In the book A Question of Intelligence (pg. 140) by Daniel Seligman, he writes:
I spent some forty years as a writer and editor of Fortune magazine and during that time met hundreds of CEOs. Not all of them proved entirely lovable, and some of them were not particularly interesting when asked for opinions on social and political issues remote from their business concerns. But I cannot recall ever meeting a CEO who did not come across as highly intelligent.

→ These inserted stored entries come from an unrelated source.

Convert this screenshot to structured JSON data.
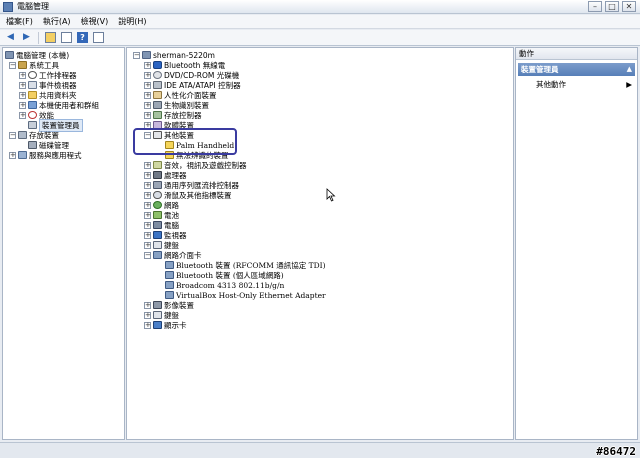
{
  "window": {
    "title": "電腦管理",
    "buttons": {
      "minimize": "–",
      "maximize": "□",
      "close": "✕"
    }
  },
  "menu": [
    "檔案(F)",
    "執行(A)",
    "檢視(V)",
    "說明(H)"
  ],
  "left_tree": {
    "root": "電腦管理 (本機)",
    "items": [
      {
        "label": "系統工具",
        "icon": "tools-icon"
      },
      {
        "label": "工作排程器",
        "icon": "clock-icon"
      },
      {
        "label": "事件檢視器",
        "icon": "event-viewer-icon"
      },
      {
        "label": "共用資料夾",
        "icon": "folder-icon"
      },
      {
        "label": "本機使用者和群組",
        "icon": "users-icon"
      },
      {
        "label": "效能",
        "icon": "performance-icon"
      },
      {
        "label": "裝置管理員",
        "icon": "device-manager-icon"
      },
      {
        "label": "存放裝置",
        "icon": "storage-icon"
      },
      {
        "label": "磁碟管理",
        "icon": "disk-icon"
      },
      {
        "label": "服務與應用程式",
        "icon": "services-icon"
      }
    ]
  },
  "device_tree": {
    "root": "sherman-5220m",
    "items": [
      {
        "label": "Bluetooth 無線電",
        "icon": "bluetooth-icon"
      },
      {
        "label": "DVD/CD-ROM 光碟機",
        "icon": "dvd-icon"
      },
      {
        "label": "IDE ATA/ATAPI 控制器",
        "icon": "ide-controller-icon"
      },
      {
        "label": "人性化介面裝置",
        "icon": "hid-icon"
      },
      {
        "label": "生物識別裝置",
        "icon": "biometric-icon"
      },
      {
        "label": "存放控制器",
        "icon": "storage-controller-icon"
      },
      {
        "label": "軟體裝置",
        "icon": "software-device-icon"
      },
      {
        "label": "其他裝置",
        "icon": "other-devices-icon"
      },
      {
        "label": "Palm Handheld",
        "icon": "warning-device-icon"
      },
      {
        "label": "無法辨識的裝置",
        "icon": "warning-device-icon"
      },
      {
        "label": "音效，視訊及遊戲控制器",
        "icon": "audio-icon"
      },
      {
        "label": "處理器",
        "icon": "processor-icon"
      },
      {
        "label": "通用序列匯流排控制器",
        "icon": "usb-icon"
      },
      {
        "label": "滑鼠及其他指標裝置",
        "icon": "mouse-icon"
      },
      {
        "label": "網路",
        "icon": "network-globe-icon"
      },
      {
        "label": "電池",
        "icon": "battery-icon"
      },
      {
        "label": "電腦",
        "icon": "computer-icon"
      },
      {
        "label": "監視器",
        "icon": "monitor-icon"
      },
      {
        "label": "鍵盤",
        "icon": "keyboard-icon"
      },
      {
        "label": "網路介面卡",
        "icon": "network-adapter-icon"
      },
      {
        "label": "Bluetooth 裝置 (RFCOMM 通訊協定 TDI)",
        "icon": "network-adapter-icon"
      },
      {
        "label": "Bluetooth 裝置 (個人區域網路)",
        "icon": "network-adapter-icon"
      },
      {
        "label": "Broadcom 4313 802.11b/g/n",
        "icon": "network-adapter-icon"
      },
      {
        "label": "VirtualBox Host-Only Ethernet Adapter",
        "icon": "network-adapter-icon"
      },
      {
        "label": "影像裝置",
        "icon": "imaging-icon"
      },
      {
        "label": "鍵盤",
        "icon": "keyboard-icon"
      },
      {
        "label": "顯示卡",
        "icon": "display-adapter-icon"
      }
    ]
  },
  "actions": {
    "header": "動作",
    "section": "裝置管理員",
    "item": "其他動作",
    "more_arrow": "▶",
    "collapse_arrow": "▲"
  },
  "watermark": "#86472"
}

Which is understandable. To get the job, executives must have tackled a fair number of complex business problems in the early and middle years of their careers and demonstrated an ability to think strategically about those problems. They must have avoided the screwups that inevitably overtake the not-so-smart. Executives also tend to need verbal reasoning skills. It helps in particular to have the ability to dominate the argument in meetings with peers and colleagues, something not possible if you keep getting your facts wrong and your logic muddled.

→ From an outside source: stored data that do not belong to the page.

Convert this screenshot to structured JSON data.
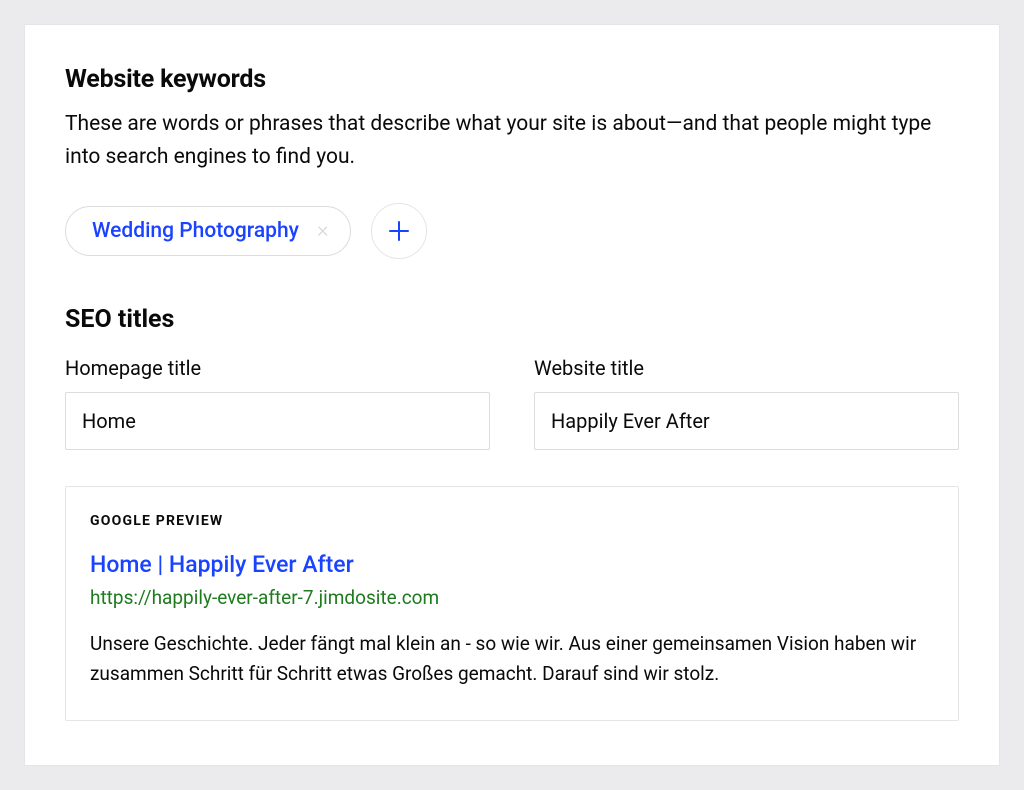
{
  "keywords": {
    "heading": "Website keywords",
    "description": "These are words or phrases that describe what your site is about—and that people might type into search engines to find you.",
    "chips": [
      {
        "label": "Wedding Photography"
      }
    ]
  },
  "seo": {
    "heading": "SEO titles",
    "fields": {
      "homepage": {
        "label": "Homepage title",
        "value": "Home"
      },
      "website": {
        "label": "Website title",
        "value": "Happily Ever After"
      }
    }
  },
  "preview": {
    "label": "GOOGLE PREVIEW",
    "title": "Home | Happily Ever After",
    "url": "https://happily-ever-after-7.jimdosite.com",
    "description": "Unsere Geschichte. Jeder fängt mal klein an - so wie wir. Aus einer gemeinsamen Vision haben wir zusammen Schritt für Schritt etwas Großes gemacht. Darauf sind wir stolz."
  },
  "colors": {
    "accent": "#1a43ff",
    "urlGreen": "#1e7b1e"
  }
}
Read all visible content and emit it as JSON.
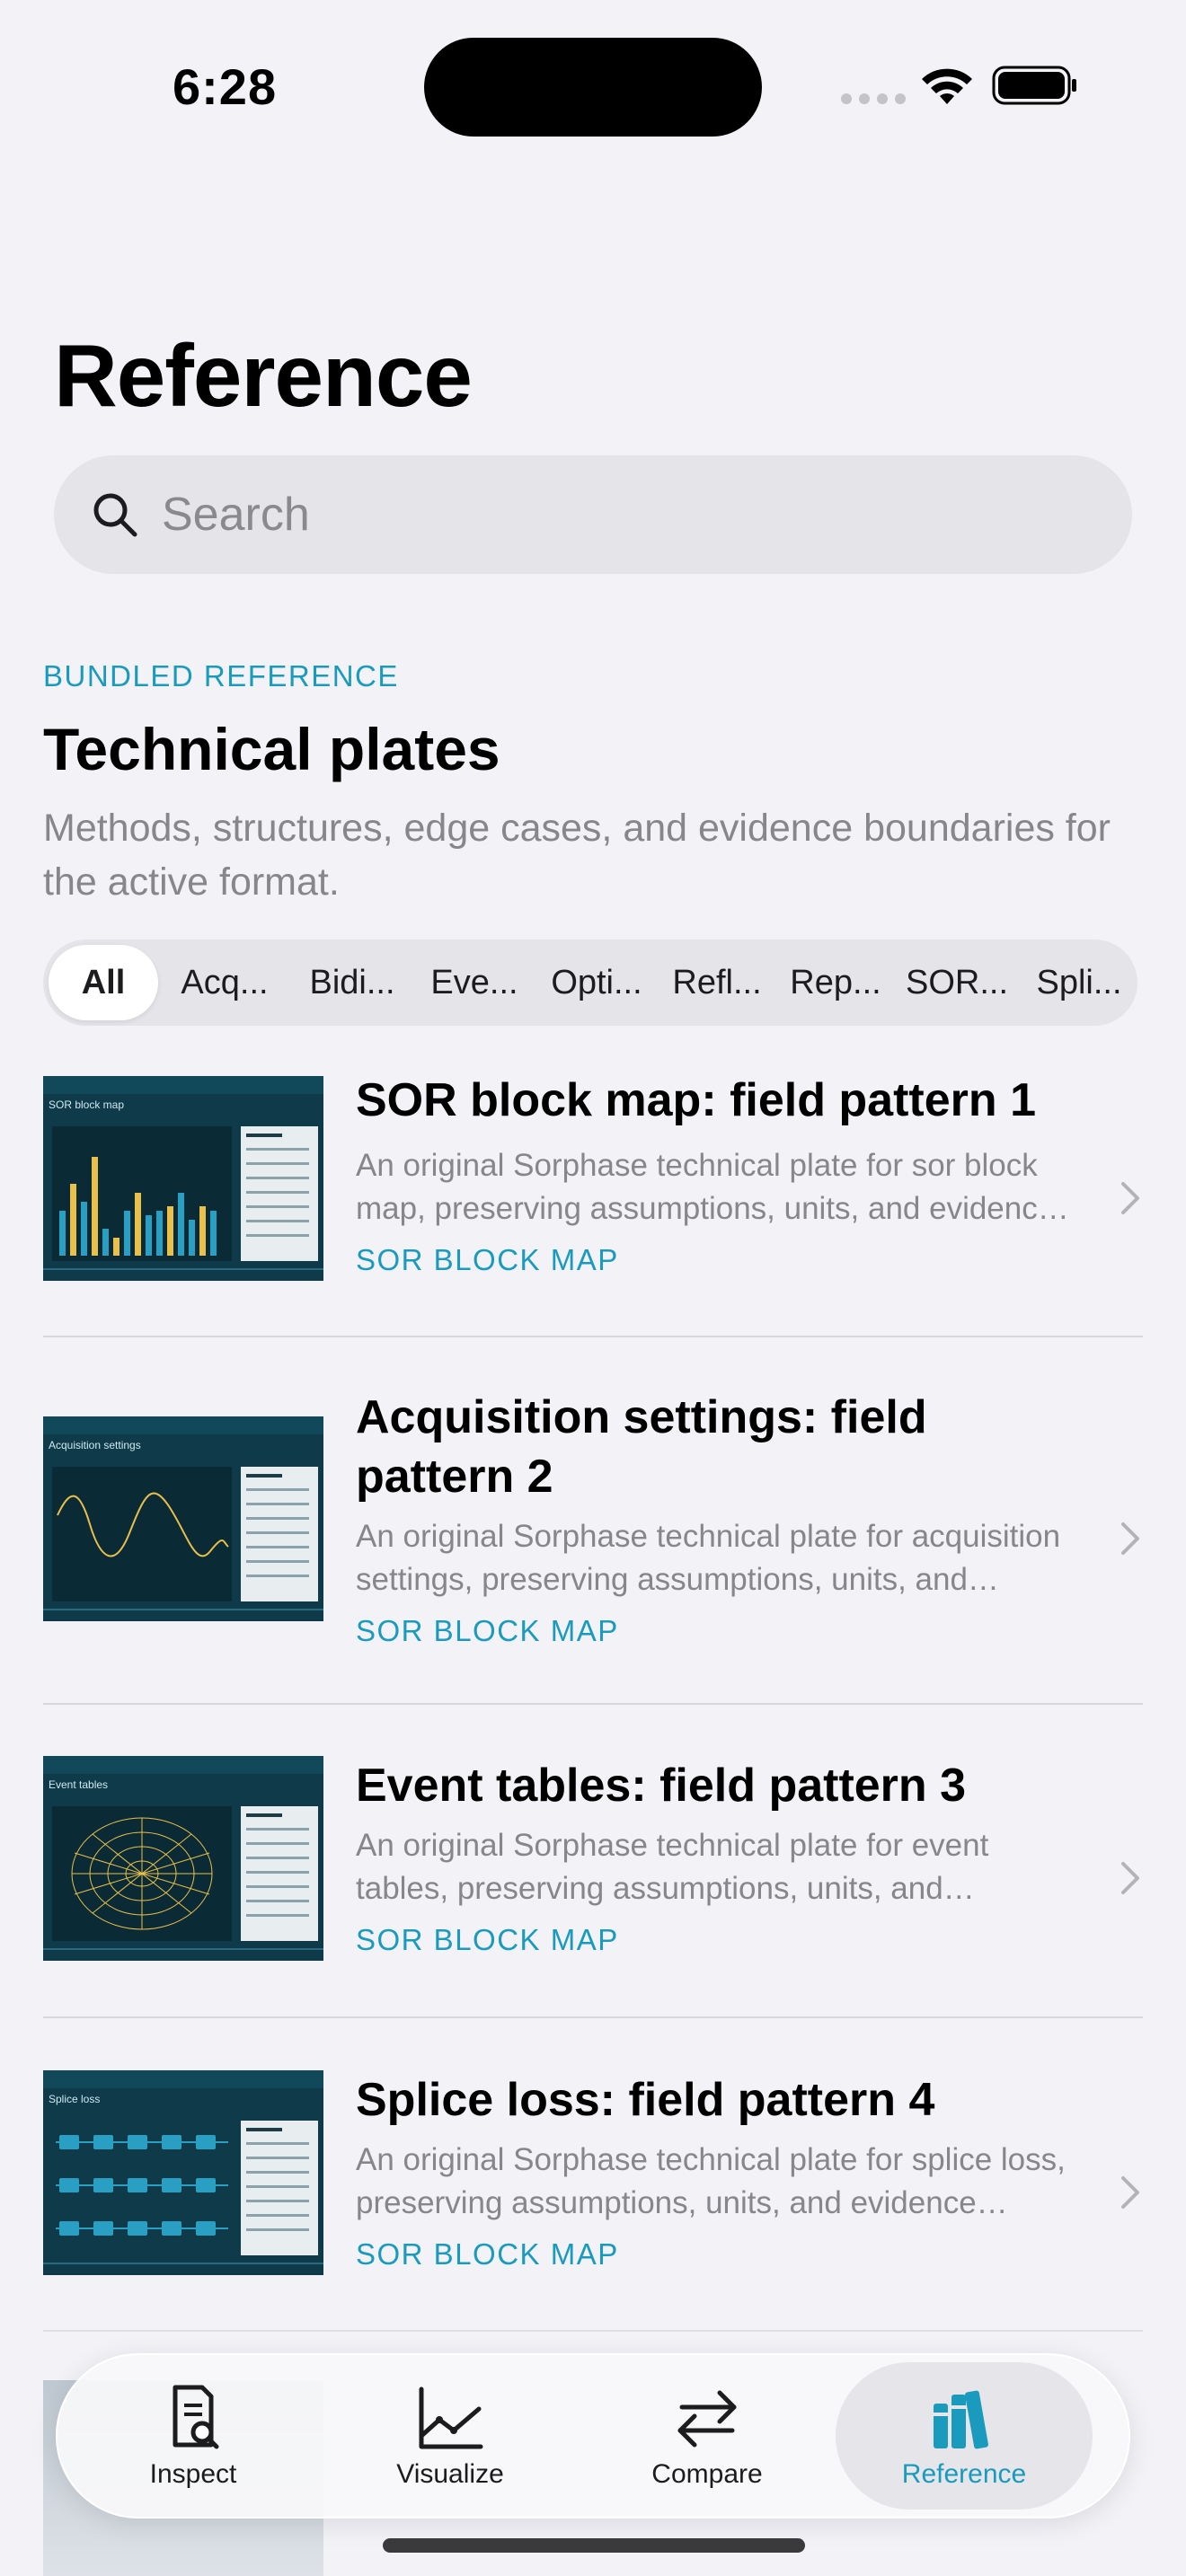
{
  "status": {
    "time": "6:28"
  },
  "page": {
    "title": "Reference"
  },
  "search": {
    "placeholder": "Search"
  },
  "section": {
    "eyebrow": "BUNDLED REFERENCE",
    "title": "Technical plates",
    "description": "Methods, structures, edge cases, and evidence boundaries for the active format."
  },
  "filters": {
    "selected": "All",
    "chips": [
      "All",
      "Acq...",
      "Bidi...",
      "Eve...",
      "Opti...",
      "Refl...",
      "Rep...",
      "SOR...",
      "Spli..."
    ]
  },
  "plates": [
    {
      "title": "SOR block map: field pattern 1",
      "description": "An original Sorphase technical plate for sor block map, preserving assumptions, units, and evidence boundaries.",
      "tag": "SOR BLOCK MAP",
      "thumb_caption": "SOR block map",
      "thumb_icon": "bar-chart-thumbnail"
    },
    {
      "title": "Acquisition settings: field pattern 2",
      "description": "An original Sorphase technical plate for acquisition settings, preserving assumptions, units, and evidence boundaries.",
      "tag": "SOR BLOCK MAP",
      "thumb_caption": "Acquisition settings",
      "thumb_icon": "waveform-thumbnail"
    },
    {
      "title": "Event tables: field pattern 3",
      "description": "An original Sorphase technical plate for event tables, preserving assumptions, units, and evidence boundaries.",
      "tag": "SOR BLOCK MAP",
      "thumb_caption": "Event tables",
      "thumb_icon": "polar-thumbnail"
    },
    {
      "title": "Splice loss: field pattern 4",
      "description": "An original Sorphase technical plate for splice loss, preserving assumptions, units, and evidence boundaries.",
      "tag": "SOR BLOCK MAP",
      "thumb_caption": "Splice loss",
      "thumb_icon": "splice-grid-thumbnail"
    }
  ],
  "tabs": [
    {
      "label": "Inspect",
      "icon": "document-magnifier-icon"
    },
    {
      "label": "Visualize",
      "icon": "line-chart-icon"
    },
    {
      "label": "Compare",
      "icon": "arrows-left-right-icon"
    },
    {
      "label": "Reference",
      "icon": "books-icon"
    }
  ],
  "active_tab": "Reference",
  "colors": {
    "accent": "#1a9bbd",
    "plate_bg": "#0f3a4a",
    "background": "#f2f2f7"
  }
}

In the high quality journal Intelligence, scholar Jonathan Wai estimates that about 39% of Fortune 500 CEOs are intellectually gifted. For the purpose of Wai’s study, gifted was defined as the top 1% (IQ 135+), however I’ve argued that Wai’s methods actually defined gifted as the top 3% (IQ 128+).
If CEO IQ is normally distributed with a standard deviation of roughly 15 (which might be too high for a specific occupation, though there’s a lot of variability in the type of companies they run), then the fact that 39% have IQ’s of at least 128 suggests that the average Fortune 500 CEO has an IQ of 124. This suggests that the large majority of CEOs are highly intelligent (IQ 120+), but I think Seligman overstates his case in implying that out of the hundreds of CEOs he’s met, all were highly intelligent. They probably all seemed highly intelligent because he was only talking to them about their area of expertise: business. However assuming a bell curve, it’s quite likely that some of them are not intelligent at all; indeed some CEOs have made collosally stupid mistakes which cost their companies billions.

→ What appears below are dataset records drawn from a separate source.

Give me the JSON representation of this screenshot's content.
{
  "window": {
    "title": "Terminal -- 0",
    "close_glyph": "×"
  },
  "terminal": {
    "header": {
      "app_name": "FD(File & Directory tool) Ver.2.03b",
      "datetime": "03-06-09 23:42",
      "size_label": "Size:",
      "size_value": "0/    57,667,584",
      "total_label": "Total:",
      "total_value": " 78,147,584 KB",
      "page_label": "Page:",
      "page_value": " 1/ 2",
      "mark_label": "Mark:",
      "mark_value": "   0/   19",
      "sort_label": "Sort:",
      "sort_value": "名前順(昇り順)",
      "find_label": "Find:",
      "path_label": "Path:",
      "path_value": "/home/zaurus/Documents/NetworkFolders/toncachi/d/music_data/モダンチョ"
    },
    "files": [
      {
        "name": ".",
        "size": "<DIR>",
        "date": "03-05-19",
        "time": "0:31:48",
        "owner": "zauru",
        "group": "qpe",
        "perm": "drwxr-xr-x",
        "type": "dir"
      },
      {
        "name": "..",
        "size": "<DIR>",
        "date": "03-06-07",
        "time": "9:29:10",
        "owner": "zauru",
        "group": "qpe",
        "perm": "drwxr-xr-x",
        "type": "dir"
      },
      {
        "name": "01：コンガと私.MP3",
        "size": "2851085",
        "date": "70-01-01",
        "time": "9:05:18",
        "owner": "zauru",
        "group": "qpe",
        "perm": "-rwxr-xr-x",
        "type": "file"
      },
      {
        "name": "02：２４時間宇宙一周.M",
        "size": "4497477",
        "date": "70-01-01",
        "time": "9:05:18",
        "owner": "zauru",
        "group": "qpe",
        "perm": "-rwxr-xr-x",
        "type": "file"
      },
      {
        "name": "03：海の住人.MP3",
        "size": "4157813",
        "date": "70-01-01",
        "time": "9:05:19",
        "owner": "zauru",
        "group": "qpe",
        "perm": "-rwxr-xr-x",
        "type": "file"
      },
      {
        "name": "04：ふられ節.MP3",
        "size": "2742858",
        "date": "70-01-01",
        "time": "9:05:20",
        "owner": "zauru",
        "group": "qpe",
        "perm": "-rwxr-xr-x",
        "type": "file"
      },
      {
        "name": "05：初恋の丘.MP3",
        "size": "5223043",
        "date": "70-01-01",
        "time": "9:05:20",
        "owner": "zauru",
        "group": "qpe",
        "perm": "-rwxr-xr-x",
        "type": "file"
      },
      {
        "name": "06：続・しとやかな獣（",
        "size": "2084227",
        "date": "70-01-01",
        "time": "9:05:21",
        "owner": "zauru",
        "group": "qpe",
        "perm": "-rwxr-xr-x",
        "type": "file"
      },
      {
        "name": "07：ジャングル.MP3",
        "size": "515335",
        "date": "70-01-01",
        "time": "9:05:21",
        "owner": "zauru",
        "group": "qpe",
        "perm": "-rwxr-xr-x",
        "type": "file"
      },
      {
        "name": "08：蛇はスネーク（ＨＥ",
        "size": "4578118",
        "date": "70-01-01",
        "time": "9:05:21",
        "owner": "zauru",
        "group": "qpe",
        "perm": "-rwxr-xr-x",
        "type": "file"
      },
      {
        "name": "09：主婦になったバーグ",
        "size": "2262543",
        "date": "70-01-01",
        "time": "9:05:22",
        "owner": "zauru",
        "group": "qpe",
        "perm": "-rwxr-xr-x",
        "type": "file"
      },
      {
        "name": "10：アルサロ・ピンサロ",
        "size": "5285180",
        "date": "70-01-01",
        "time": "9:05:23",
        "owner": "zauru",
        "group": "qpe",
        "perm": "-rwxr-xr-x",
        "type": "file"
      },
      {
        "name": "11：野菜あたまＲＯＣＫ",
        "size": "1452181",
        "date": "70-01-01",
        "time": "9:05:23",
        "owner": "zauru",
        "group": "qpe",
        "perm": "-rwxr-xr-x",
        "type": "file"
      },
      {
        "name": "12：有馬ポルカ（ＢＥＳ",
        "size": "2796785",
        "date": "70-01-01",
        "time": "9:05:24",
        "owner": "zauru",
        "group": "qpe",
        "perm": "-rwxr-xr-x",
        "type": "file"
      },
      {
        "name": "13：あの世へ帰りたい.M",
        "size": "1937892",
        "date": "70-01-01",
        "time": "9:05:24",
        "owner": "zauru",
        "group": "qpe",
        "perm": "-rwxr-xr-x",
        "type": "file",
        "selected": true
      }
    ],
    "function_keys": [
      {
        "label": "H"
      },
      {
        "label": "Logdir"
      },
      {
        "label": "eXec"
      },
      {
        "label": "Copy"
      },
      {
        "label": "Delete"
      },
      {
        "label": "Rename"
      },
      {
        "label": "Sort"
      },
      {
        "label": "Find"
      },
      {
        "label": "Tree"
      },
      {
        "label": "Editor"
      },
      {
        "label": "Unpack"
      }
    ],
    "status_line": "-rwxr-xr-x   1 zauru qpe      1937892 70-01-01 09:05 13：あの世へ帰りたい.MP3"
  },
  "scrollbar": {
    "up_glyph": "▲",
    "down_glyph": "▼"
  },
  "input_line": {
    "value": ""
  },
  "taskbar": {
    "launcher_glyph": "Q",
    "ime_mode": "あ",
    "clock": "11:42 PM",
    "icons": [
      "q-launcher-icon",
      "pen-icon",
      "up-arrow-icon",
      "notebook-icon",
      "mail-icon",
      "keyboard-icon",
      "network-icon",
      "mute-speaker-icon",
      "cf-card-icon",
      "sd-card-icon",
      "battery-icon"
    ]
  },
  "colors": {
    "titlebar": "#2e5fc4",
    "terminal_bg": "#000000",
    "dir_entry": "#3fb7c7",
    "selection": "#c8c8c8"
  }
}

An average IQ of 124 also makes sense because it lower than an IQ of 130, which is what I’ve previously estimated to be the mean of self-made billionaires and U.S. presidents. A Fortune 500 CEO makes billion dollar decisions, but a self-made billionaire actually figured out how to get billions which is far more impressive, thus we should expect the self-made billionaire to be smarter. And CEOs may run Fortune 500 companies, but the president of the United States is the CEO of the world’s most powerful country, so U.S. presidents should also be smarter than Fortune 500 CEOs.
The IQ’s of female Fortune 500 CEOs
Jonathan Wai found that among female Fortune 500 CEOs, the frequency of giftedness was even higher, an astonishing 59%. If 59% have IQ’s of 128+, then, assuming a Gaussian distribution with an SD of 15, that implies that the average female elite CEO is brilliant, with an IQ of 131. This makes sense because sexism and other cultural barriers make it harder for women to rise to the top in a male dominated world. Throughout history, the vast majority of powerful women have been the daughters or wives of powerful men (i.e. first ladies). So women who achieve great power on their own are likely to be extraordinary individuals. It’s been reported that Canada’s first female prime minister Kim Campbell scored perfect on a childhood IQ test, giving her an absolutely breathtaking IQ of about 154+, making her likely more intelligent than every single president in American history. As Campbell herself would say, “in order for a woman to be considered half as good as a man, she must be twice as good. Fortunately that’s easy!”